Taking advantage of its hometown status, BetterWay also provided blood
tests to several hundred SXSW attendees -- both as part of its required product demonstration in front of the competition judges and at the brand’s expo hall booth.
Austin consumers have
also been learning about Better Way through radio, print and digital ads, Olson says. Outreach is done with retailer, insurance companies, health systems and “individual docs that prescribe our
tests.”
The BetterWay website even includes a downloadable test requisition form. “Take it to your next appointment and ask your doctor to order your blood work with
BetterWay,” suggests the site, which includes :30, :60 and :90 videos explaining how “blood testing reimagined” works.

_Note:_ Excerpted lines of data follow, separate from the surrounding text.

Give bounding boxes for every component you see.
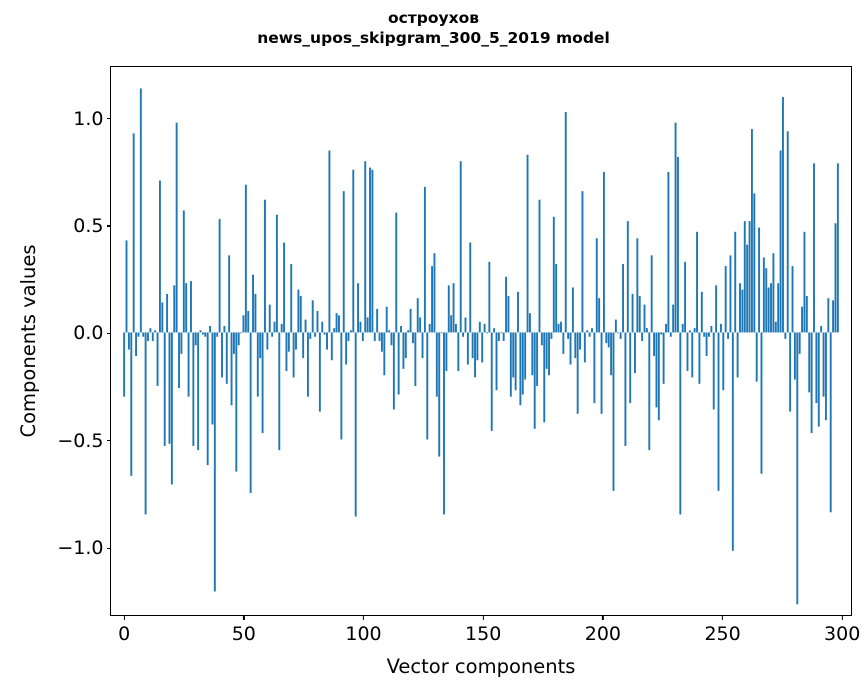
x-tick-mark: [722, 615, 723, 620]
x-tick: 150: [465, 615, 501, 645]
y-tick-mark: [107, 118, 112, 119]
matplotlib-figure: остроухов news_upos_skipgram_300_5_2019 …: [0, 0, 867, 696]
y-tick: 1.0: [73, 108, 111, 130]
x-tick-label: 100: [345, 623, 381, 645]
x-tick-label: 250: [704, 623, 740, 645]
chart-title: остроухов news_upos_skipgram_300_5_2019 …: [0, 8, 867, 48]
y-tick: −0.5: [57, 430, 111, 452]
x-tick-mark: [602, 615, 603, 620]
y-tick-mark: [107, 333, 112, 334]
y-tick-mark: [107, 225, 112, 226]
x-tick-mark: [124, 615, 125, 620]
x-tick: 250: [704, 615, 740, 645]
chart-title-line-2: news_upos_skipgram_300_5_2019 model: [0, 28, 867, 48]
x-tick-label: 0: [118, 623, 130, 645]
bar-series: [111, 67, 851, 615]
x-tick-mark: [363, 615, 364, 620]
y-tick-mark: [107, 548, 112, 549]
y-tick: 0.0: [73, 322, 111, 344]
x-tick: 100: [345, 615, 381, 645]
y-axis-label: Components values: [14, 66, 44, 616]
y-tick-label: −0.5: [57, 430, 103, 452]
y-tick: 0.5: [73, 215, 111, 237]
x-tick: 0: [118, 615, 130, 645]
x-tick-label: 50: [232, 623, 256, 645]
x-tick: 200: [585, 615, 621, 645]
x-axis-label: Vector components: [110, 655, 852, 678]
x-tick-label: 200: [585, 623, 621, 645]
plot-area: [111, 67, 851, 615]
x-tick: 50: [232, 615, 256, 645]
x-tick: 300: [824, 615, 860, 645]
x-tick-label: 150: [465, 623, 501, 645]
y-tick: −1.0: [57, 537, 111, 559]
y-tick-label: 0.5: [73, 215, 103, 237]
x-tick-mark: [483, 615, 484, 620]
x-tick-mark: [243, 615, 244, 620]
y-tick-mark: [107, 440, 112, 441]
chart-title-line-1: остроухов: [0, 8, 867, 28]
x-tick-label: 300: [824, 623, 860, 645]
y-tick-label: −1.0: [57, 537, 103, 559]
y-tick-label: 0.0: [73, 322, 103, 344]
x-tick-mark: [842, 615, 843, 620]
y-tick-label: 1.0: [73, 108, 103, 130]
plot-axes: 1.00.50.0−0.5−1.0 050100150200250300: [110, 66, 852, 616]
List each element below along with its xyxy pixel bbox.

“There are different value propositions for
different stakeholders,” Olson adds. “For example, health systems want to be more competitive by offering a better way to get blood work. And they want to make it easy. The blood testing
experience is a reflection on the doctor that prescribes it, it’s a reflection on the insurance company that reimburses it, and all those stakeholders are aware that the current way we do blood
testing is not meeting the consumer’s need for it being easy and pleasant.”
As one whose veins sometimes prove elusive to attending phlebotomists, I can personally attest to the
unease and stress related to large needles being inserted into my inner elbows as the phlebotomist attempts to draw enough blood to fill multiple test tube vials.
BetterWay doesn’t need
phlebotomists. Olson says the company has already trained more than 100 people to collect blood using its system.